Direct Air Capture Is Pricey Fix for Climate Change
Capturing carbon dioxide in the Earth's atmosphere makes little sense compared to dealing with greenhouse gas sources such as coal and natural gas power plants, according to a new report. But direct air capture might prove more cost-effective down the road.
Scrubbing CO2 from the smokestack of a coal power plant costs about $80 per metric ton, whereas removing a metric ton of CO2 from the atmosphere might cost an estimated $600 under optimistic scenarios. That's because the CO2 emissions from power plants have 300 times greater concentration than the CO2 in the atmosphere.
"That's the stuff to capture before we talk about capturing CO2 from the air," said Robert Socolow, co-director of The Carbon Mitigation Initiative at Princeton University and co-chairman of the new study.
Direct air capture might become more economically attractive when dealing with less centralized CO2 sources such as cars and home furnaces, Socolow explained.

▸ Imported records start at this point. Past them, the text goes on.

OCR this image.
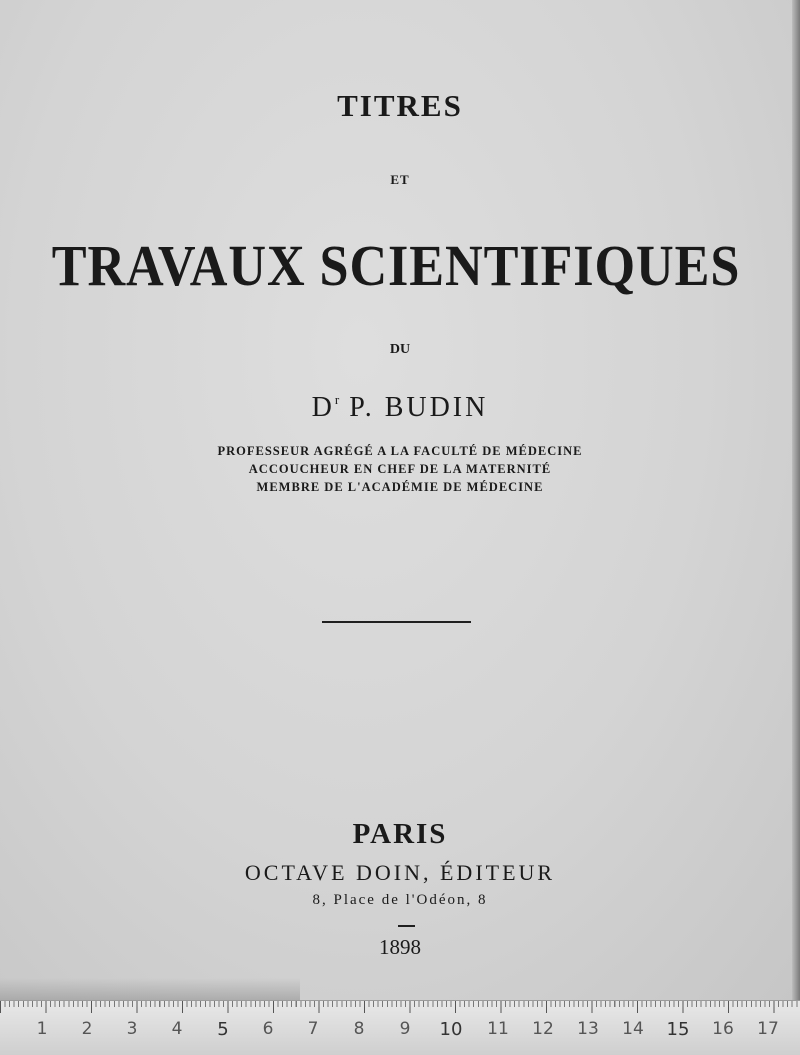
TITRES
ET
TRAVAUX SCIENTIFIQUES
DU
$D^r$ P. BUDIN
PROFESSEUR AGRÉGÉ A LA FACULTÉ DE MÉDECINE
ACCOUCHEUR EN CHEF DE LA MATERNITÉ
MEMBRE DE L'ACADÉMIE DE MÉDECINE
PARIS
OCTAVE DOIN, ÉDITEUR
8, Place de l'Odéon, 8
1898
1	2	3	4	5	6	7	8	9	10 11 12 13 14 15 16 17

But tackling emissions from fossil fuel-burning power plants is a much cheaper way to remove CO2 that might otherwise help drive climate change.

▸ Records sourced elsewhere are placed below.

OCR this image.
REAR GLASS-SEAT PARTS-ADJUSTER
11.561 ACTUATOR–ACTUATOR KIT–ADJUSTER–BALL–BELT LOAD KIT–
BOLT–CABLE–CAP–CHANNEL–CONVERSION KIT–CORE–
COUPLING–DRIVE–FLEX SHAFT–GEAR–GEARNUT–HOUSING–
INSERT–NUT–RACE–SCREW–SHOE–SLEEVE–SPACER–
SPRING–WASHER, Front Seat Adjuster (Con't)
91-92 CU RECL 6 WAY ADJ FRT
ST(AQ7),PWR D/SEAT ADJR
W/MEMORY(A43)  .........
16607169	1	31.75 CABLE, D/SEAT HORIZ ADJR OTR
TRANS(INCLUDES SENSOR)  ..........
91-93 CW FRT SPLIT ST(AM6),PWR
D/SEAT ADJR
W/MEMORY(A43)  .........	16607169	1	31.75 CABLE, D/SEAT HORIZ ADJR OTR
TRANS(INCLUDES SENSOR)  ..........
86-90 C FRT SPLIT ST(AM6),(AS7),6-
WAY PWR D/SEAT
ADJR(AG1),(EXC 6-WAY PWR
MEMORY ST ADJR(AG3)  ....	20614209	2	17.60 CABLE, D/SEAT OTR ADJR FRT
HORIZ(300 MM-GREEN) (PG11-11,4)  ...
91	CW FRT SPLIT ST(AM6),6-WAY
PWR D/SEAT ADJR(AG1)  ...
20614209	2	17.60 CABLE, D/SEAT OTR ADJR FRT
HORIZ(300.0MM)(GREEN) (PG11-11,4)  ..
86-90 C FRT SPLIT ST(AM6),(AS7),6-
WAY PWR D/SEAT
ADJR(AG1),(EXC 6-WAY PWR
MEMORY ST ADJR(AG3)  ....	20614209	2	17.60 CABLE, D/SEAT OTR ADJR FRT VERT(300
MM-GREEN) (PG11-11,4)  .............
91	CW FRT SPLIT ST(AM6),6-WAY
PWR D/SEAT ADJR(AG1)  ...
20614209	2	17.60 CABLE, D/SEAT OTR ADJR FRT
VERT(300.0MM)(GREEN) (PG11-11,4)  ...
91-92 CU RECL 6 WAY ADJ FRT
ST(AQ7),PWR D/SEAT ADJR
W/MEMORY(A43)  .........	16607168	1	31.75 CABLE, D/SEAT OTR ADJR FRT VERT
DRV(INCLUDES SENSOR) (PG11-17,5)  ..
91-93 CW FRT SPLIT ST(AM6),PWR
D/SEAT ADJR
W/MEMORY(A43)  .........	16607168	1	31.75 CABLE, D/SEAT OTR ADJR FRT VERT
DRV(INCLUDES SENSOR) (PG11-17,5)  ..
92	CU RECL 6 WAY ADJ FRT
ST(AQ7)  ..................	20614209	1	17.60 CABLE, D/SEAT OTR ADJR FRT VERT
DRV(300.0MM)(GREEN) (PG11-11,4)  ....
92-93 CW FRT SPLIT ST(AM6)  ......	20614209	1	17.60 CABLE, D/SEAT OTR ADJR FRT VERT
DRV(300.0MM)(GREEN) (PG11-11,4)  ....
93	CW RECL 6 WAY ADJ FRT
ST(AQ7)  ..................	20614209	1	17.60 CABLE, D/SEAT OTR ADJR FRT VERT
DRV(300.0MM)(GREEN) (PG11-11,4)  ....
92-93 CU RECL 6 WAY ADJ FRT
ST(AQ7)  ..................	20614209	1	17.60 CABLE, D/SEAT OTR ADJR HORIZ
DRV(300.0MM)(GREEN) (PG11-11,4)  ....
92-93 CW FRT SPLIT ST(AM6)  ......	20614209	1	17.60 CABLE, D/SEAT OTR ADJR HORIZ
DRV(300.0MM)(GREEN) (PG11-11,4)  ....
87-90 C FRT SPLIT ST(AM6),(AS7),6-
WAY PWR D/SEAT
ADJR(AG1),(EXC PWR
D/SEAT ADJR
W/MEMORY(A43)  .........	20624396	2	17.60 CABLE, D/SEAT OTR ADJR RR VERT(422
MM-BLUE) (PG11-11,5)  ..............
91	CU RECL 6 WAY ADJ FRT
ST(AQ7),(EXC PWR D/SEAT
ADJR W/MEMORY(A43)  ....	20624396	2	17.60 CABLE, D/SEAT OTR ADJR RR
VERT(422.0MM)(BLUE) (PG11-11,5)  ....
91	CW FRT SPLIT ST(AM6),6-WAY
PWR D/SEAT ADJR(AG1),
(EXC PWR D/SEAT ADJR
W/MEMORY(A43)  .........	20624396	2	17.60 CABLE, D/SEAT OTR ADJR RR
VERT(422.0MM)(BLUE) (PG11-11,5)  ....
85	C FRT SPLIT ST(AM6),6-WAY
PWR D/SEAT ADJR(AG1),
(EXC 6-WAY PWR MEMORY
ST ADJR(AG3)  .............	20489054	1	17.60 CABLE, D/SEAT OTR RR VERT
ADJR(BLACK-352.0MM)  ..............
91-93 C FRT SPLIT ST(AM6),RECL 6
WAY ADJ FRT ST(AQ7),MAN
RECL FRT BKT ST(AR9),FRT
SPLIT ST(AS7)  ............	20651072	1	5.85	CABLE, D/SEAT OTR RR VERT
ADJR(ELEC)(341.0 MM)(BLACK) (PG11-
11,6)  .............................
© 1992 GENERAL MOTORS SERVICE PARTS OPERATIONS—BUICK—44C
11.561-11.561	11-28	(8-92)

"It's hard to separate technological feasibility from cost," Socolow told InnovationNewsDaily. "We remove CO2 from submarines and the space station, but it's expensive."
A direct air capture system that could offset the emissions of a 1,000-megawatt coal power plant would require close to 19 miles (30 km) of equipment that stood 33 feet tall (10 m). That does not even include the added challenge of CO2 storage following air capture, according to the report by the American Physical Society.
But Socolow said that the report did not rule out research on direct air capture, even if deployment still looks several decades away. Besides, the geoengineering tactic might end up using less land than, say, relying on mass reforestation by CO2-absorbing trees.
Socolow suggested that more such reports are needed for the different geoengineering methods that have been proposed to combat climate change. For now, he pointed to better energy efficiency, boosting renewable energy sources and cleaning fossil fuel power plants as the more hopeful tactics in the short term.
"All in all, the U.S. [economy] is growing faster than the carbon dioxide is going up," Socolow said. "We are being more [energy and carbon] efficient as we get richer."